SERA-H: Beyond Native Sentinel Spatial Limits for High-Resolution Canopy Height Mapping
Thomas Boudras, Martin Schwartz, Rasmus Fensholt, Martin Brandt, Ibrahim Fayad, Jean-Pierre Wigneron, Gabriel Belouze, Fajwel Fogel, Philippe Ciais
TL;DR
SERA-H introduces an end-to-end framework that surpasses the native 10 m Sentinel resolution by fusing a trainable super-resolution module (EDSR) with a temporal attention regression (UTAE) to predict 2.5 m canopy height maps. Trained with dense ALS supervision via the Open-Canopy dataset, it leverages Sentinel-1/2 time series to reconstruct fine forest structure, achieving MAE around 2.6 m and high Tree Cover IoU. Ablation studies show the critical roles of both the learnable upsampling and temporal modeling, while benchmarking demonstrates competitiveness with, and in some cases parity to, methods using higher-resolution or commercial imagery. The method enables freely accessible, high-frequency forest mapping, though limitations remain in resolving very fine structures and in domain transfer to data-scarce biomes. Overall, SERA-H offers a practical path to accurate, high-resolution canopy height mapping using open data and end-to-end learning.
Abstract
High-resolution mapping of canopy height is essential for forest management and biodiversity monitoring. Although recent studies have led to the advent of deep learning methods using satellite imagery to predict height maps, these approaches often face a trade-off between data accessibility and spatial resolution. To overcome these limitations, we present SERA-H, an end-to-end model combining a super-resolution module (EDSR) and temporal attention encoding (UTAE). Trained under the supervision of high-density LiDAR data (ALS), our model generates 2.5 m resolution height maps from freely available Sentinel-1 and Sentinel-2 (10 m) time series data. Evaluated on an open-source benchmark dataset in France, SERA-H, with a MAE of 2.6 m and a coefficient of determination of 0.82, not only outperforms standard Sentinel-1/2 baselines but also achieves performance comparable to or better than methods relying on commercial very high-resolution imagery (SPOT-6/7, PlanetScope, Maxar).
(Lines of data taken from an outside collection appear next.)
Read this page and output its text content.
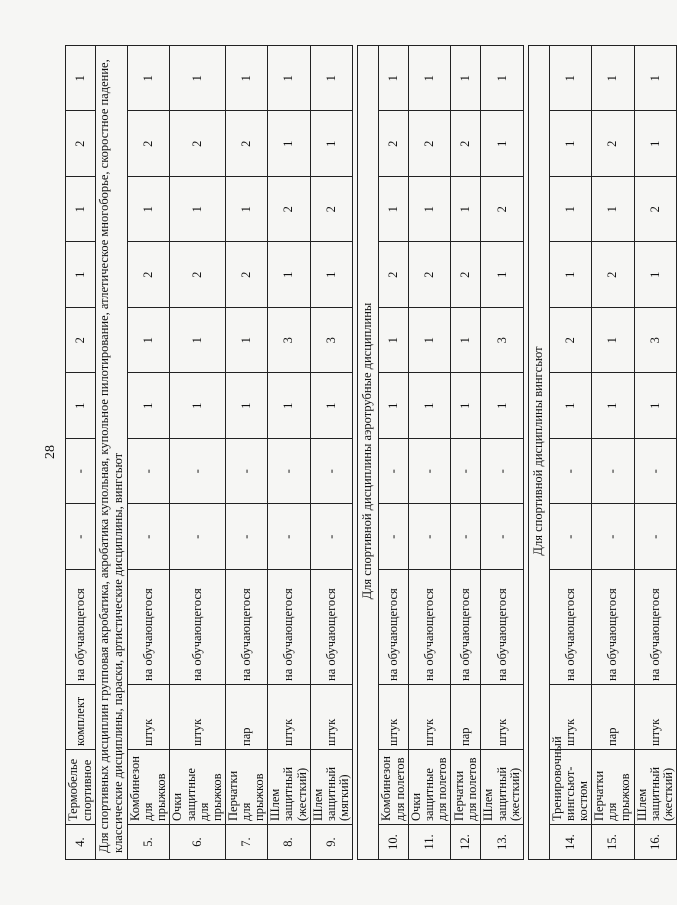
28
4.	Термобелье спортивное	комплект	на обучающегося	-	-	1	2	1	1	2	1
Для спортивных дисциплин групповая акробатика, акробатика купольная, купольное пилотирование, атлетическое многоборье, скоростное падение, классические дисциплины, параски, артистические дисциплины, вингсьют											
5.	Комбинезон для прыжков	штук	на обучающегося	-	-	1	1	2	1	2	1
6.	Очки защитные для прыжков	штук	на обучающегося	-	-	1	1	2	1	2	1
7.	Перчатки для прыжков	пар	на обучающегося	-	-	1	1	2	1	2	1
8.	Шлем защитный (жесткий)	штук	на обучающегося	-	-	1	3	1	2	1	1
9.	Шлем защитный (мягкий)	штук	на обучающегося	-	-	1	3	1	2	1	1

Для спортивной дисциплины аэротрубные дисциплины											
10.	Комбинезон для полетов	штук	на обучающегося	-	-	1	1	2	1	2	1
11.	Очки защитные для полетов	штук	на обучающегося	-	-	1	1	2	1	2	1
12.	Перчатки для полетов	пар	на обучающегося	-	-	1	1	2	1	2	1
13.	Шлем защитный (жесткий)	штук	на обучающегося	-	-	1	3	1	2	1	1

Для спортивной дисциплины вингсьют											
14.	Тренировочный вингсьют-костюм	штук	на обучающегося	-	-	1	2	1	1	1	1
15.	Перчатки для прыжков	пар	на обучающегося	-	-	1	1	2	1	2	1
16.	Шлем защитный (жесткий)	штук	на обучающегося	-	-	1	3	1	2	1	1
These results demonstrate that combining high-resolution supervision with the spatiotemporal information embedded in time series enables the reconstruction of details beyond the input sensors' native resolution. SERA-H opens the possibility of freely mapping forests with high revisit frequency, achieving accuracy comparable to that of costly commercial imagery. The source code is available at https://github.com/ThomasBoudras/SERA-H#